Read Brian Heap’s advice on what to consider when making your choice of university:
Location, reputation and open days
For many applicants the choice of university or college is probably the main priority, with location being a key factor. However, many students have little or no knowledge of regional geography and have no concept of where universities are located: one student thought that Bangor University (situated in North Wales) was located at Bognor on England’s south coast!
Some institutions – probably those nearest home or those farthest away – will be rejected quickly. In addition to the region, location and immediate surroundings of a university or college, applicants have their own individual priorities – perhaps a hectic city life or, alternatively, a quiet life in the country! But university isn’t all about studying, so it’s not a bad idea to link your leisure interests with what the university or college can offer or with the opportunities available in the locality. Many applicants have theatrical, musical or artistic interests while others have sporting interests and achievements ranging from basketball, cricket and football to riding, rowing, sailing, mountaineering, and even fishing for England!
Some other decisions about your choice of university or college, however, could be made for the wrong reasons. Many students, for example, talk about ‘reputation’ or base their decisions on league tables. Reputations are fairly clear-cut in the case of some institutions. Oxford and Cambridge are both top world-class universities in which all courses have been established for many years and are supported by first class facilities. In other universities certain subjects are predominant, such as the social sciences at the London School of Economics, and the sciences and technologies at Imperial London.
Many other leading universities in the UK are also very strong in some subjects but not necessarily in all. This is why it is wrong to conclude that a ‘university has a good reputation’ – most universities are not necessarily good at everything! In seeking advice, you should also be a little wary of school staff who will usually always claim that their own university or college has a ‘good reputation’. Teachers obviously can provide good advice on the courses and the general atmosphere of their own institution, but they are not in a good position to make comparisons with other universities.
The best way to find out about universities and colleges and the courses that interest you is to visit your preferred institutions. Open Days provide the opportunity to talk to staff and students although, with thousands of students wandering round campuses, it may be difficult to meet and talk to the right people. Also, many institutions hold Open Days during vacations when many students are away which means that you may only hear talks from the staff, and not have any opportunity to meet students.
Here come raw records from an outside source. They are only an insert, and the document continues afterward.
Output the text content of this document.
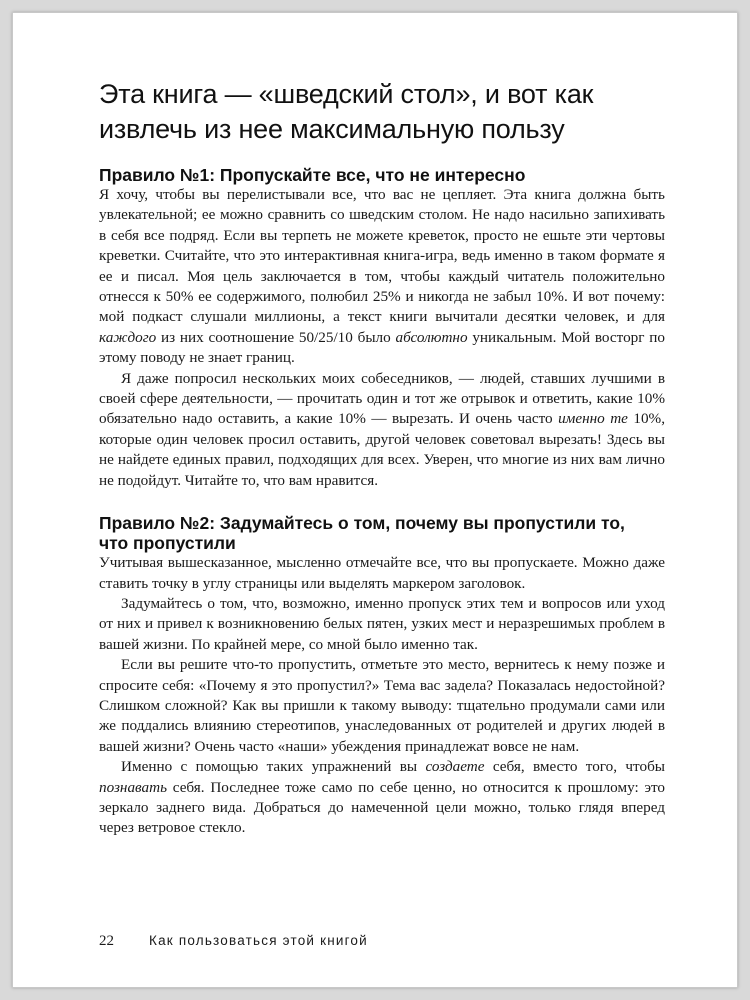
Эта книга — «шведский стол», и вот как
извлечь из нее максимальную пользу
Правило №1: Пропускайте все, что не интересно

Я хочу, чтобы вы перелистывали все, что вас не цепляет. Эта книга должна быть увлекательной; ее можно сравнить со шведским столом. Не надо насильно запихивать в себя все подряд. Если вы терпеть не можете креветок, просто не ешьте эти чертовы креветки. Считайте, что это интерактивная книга-игра, ведь именно в таком формате я ее и писал. Моя цель заключается в том, чтобы каждый читатель положительно отнесся к 50% ее содержимого, полюбил 25% и никогда не забыл 10%. И вот почему: мой подкаст слушали миллионы, а текст книги вычитали десятки человек, и для каждого из них соотношение 50/25/10 было абсолютно уникальным. Мой восторг по этому поводу не знает границ.

Я даже попросил нескольких моих собеседников, — людей, ставших лучшими в своей сфере деятельности, — прочитать один и тот же отрывок и ответить, какие 10% обязательно надо оставить, а какие 10% — вырезать. И очень часто именно те 10%, которые один человек просил оставить, другой человек советовал вырезать! Здесь вы не найдете единых правил, подходящих для всех. Уверен, что многие из них вам лично не подойдут. Читайте то, что вам нравится.

Правило №2: Задумайтесь о том, почему вы пропустили то,
что пропустили

Учитывая вышесказанное, мысленно отмечайте все, что вы пропускаете. Можно даже ставить точку в углу страницы или выделять маркером заголовок.

Задумайтесь о том, что, возможно, именно пропуск этих тем и вопросов или уход от них и привел к возникновению белых пятен, узких мест и неразрешимых проблем в вашей жизни. По крайней мере, со мной было именно так.

Если вы решите что-то пропустить, отметьте это место, вернитесь к нему позже и спросите себя: «Почему я это пропустил?» Тема вас задела? Показалась недостойной? Слишком сложной? Как вы пришли к такому выводу: тщательно продумали сами или же поддались влиянию стереотипов, унаследованных от родителей и других людей в вашей жизни? Очень часто «наши» убеждения принадлежат вовсе не нам.

Именно с помощью таких упражнений вы создаете себя, вместо того, чтобы познавать себя. Последнее тоже само по себе ценно, но относится к прошлому: это зеркало заднего вида. Добраться до намеченной цели можно, только глядя вперед через ветровое стекло.

22	Как пользоваться этой книгой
However, it is often possible to visit a university or college in your own time and simply ‘walk in’. Alternatively, a letter to the Head of Department requesting a visit could enable you to get a closer look at the subject facilities. But failing this, you will be invited automatically to visit when you receive an offer and then you can meet the students in the department.
Before deciding on your preferred universities and courses, check out the following points.
How do the students react to their tutors? Do staff have a flair and enthusiasm for their subject? Are they approachable? Do they mark your work regularly and is the feedback helpful, or are you left to get on with your own work with very little direction? What are the research interests of the staff?
How will you be taught, for example, lectures, seminars, tutorials? Are lectures popular? If not, why not? How much online learning will you have? How much time will you be expected to work on your own? If there are field courses, how often are they arranged and are they compulsory? How much will they cost?
Are the facilities of a high standard and easily available? Is the laboratory equipment ‘state of the art’ or just adequate? Are the libraries well-stocked with software packages, books and journals? What are the computing facilities? Is there plenty of space to study or do rooms and workspaces become overcrowded? Do students have to pay for any materials?
Are there induction courses for new students? What student services and facilities are available? Is it possible to buy second-hand copies of set books?
Are work placements an optional or compulsory part of the course? Who arranges them? Are the placements popular? Do they count towards your degree? Are work placements paid? How long are they?
Transferable skills are now regarded as important by all future employers. Does the department provide training in communication skills, teamwork, time-management and information technology as part of the degree course?
How easy is it to find accommodation? Where are the halls of residence? Are they conveniently located for libraries and lecture theatres? Are they self-catering? Alternatively, what is the cost of meals in the university refectory? Which types of student accommodation are the most popular? What is the annual cost of accommodation? If there is more than one campus, is a shuttle-bus service provided?
Find out the costs of materials, accommodation and travel in addition to tuition fees and your own personal needs. What are the opportunities for earning money, on or off campus? Does the department or faculty have any rules about part-time employment?